Harrison started life as a Science Fiction writer, moved into fantasy with his Viriconium sequence (of which In Viriconium stands as a kind of masterpiece) and then, in the late 80's there was a shift into what I can only call magical realism. The Course of the Heart is of the latter strand and is a quite wonderful book. Harrison, beginning with the novel Climbers in 1989, began to write stories with a strong sense of place that were shot through with surreal imagery, dreamlike and disturbing, yet melancholy and moving as well.
The Course of the Heart stands between Climbers and Signs of Life and now that I have finished it, is one of my favourites of his works. The tale of three Cambridge students who, one June day, perform some kind of experiment (whether occult or scientific, or a mixture of both is never fully explained) with the aid of the strange and complex Yaxley, and end up living with the consequences for the next twenty-odd years.

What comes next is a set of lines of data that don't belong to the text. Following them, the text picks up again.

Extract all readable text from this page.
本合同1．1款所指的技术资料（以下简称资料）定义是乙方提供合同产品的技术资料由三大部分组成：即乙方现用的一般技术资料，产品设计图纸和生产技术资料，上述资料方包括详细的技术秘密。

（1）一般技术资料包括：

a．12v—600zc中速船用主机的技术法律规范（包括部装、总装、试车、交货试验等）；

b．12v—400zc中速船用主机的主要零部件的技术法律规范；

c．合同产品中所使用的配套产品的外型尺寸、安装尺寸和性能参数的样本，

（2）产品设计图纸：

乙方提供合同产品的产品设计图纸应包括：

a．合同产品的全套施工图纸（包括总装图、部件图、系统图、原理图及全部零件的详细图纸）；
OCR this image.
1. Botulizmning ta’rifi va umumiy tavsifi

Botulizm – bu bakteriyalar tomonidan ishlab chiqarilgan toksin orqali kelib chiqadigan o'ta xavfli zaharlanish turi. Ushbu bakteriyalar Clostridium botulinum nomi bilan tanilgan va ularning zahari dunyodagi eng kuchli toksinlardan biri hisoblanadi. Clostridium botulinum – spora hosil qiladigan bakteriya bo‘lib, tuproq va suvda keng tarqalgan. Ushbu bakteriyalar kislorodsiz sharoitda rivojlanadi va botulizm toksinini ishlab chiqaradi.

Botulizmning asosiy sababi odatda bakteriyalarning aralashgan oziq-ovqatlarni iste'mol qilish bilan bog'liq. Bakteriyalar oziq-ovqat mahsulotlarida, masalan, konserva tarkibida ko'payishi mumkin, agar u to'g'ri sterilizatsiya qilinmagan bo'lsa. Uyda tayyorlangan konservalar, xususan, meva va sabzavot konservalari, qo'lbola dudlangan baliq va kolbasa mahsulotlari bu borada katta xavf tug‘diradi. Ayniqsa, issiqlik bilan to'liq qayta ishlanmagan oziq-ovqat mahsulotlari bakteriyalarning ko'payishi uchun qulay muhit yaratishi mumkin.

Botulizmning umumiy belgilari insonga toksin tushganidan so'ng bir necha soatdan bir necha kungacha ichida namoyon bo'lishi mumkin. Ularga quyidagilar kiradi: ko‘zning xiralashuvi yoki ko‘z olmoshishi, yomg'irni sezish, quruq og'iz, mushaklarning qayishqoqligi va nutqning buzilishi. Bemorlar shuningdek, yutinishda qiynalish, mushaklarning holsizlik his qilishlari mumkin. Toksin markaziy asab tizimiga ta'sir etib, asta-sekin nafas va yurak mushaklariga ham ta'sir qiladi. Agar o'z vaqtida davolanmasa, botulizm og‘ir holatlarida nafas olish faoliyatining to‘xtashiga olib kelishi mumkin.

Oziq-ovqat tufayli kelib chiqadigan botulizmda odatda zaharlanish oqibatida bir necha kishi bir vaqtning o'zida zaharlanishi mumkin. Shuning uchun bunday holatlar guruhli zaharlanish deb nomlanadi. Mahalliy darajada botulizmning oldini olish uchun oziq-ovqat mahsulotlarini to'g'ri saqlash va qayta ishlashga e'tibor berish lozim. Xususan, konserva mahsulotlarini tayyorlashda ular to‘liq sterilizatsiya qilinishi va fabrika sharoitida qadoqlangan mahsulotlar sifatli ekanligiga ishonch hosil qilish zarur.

Harrison imagines something called the Pleroma, a kind of Heaven, which all three glimpsed somehow. Lucas and Pam, who later marry, deal with it by inventing a mythical country (a realm of the Heart) somewhere in middle-europe. Lucas expands on this in the form of a fictional travel writer, Michael Ashman, and his investigations into ‘The Coeur”. Yaxley, a demented figure on the fringes, drifts in and out of the narrative, promising help, but never delivering. Hallucinatory imagery abounds. Pam and Lucas buckle under the strain, Pam becoming ill, Lucas burying himself in his fictions.
Harrison writes all this with such power, such vitality, that you end up wishing the Empress Gallica XII Heiriodule had been real, that The Coeur had not removed itself from the world. There are deep Gnostic philosophical arguments at the heart of this book, but they never get in the way of the story, which, in the end, is a love story.
This is a brilliantly written book, full of humanity, magic and loss. Do yourself a favour and get acquainted with the worlds of M John Harrison.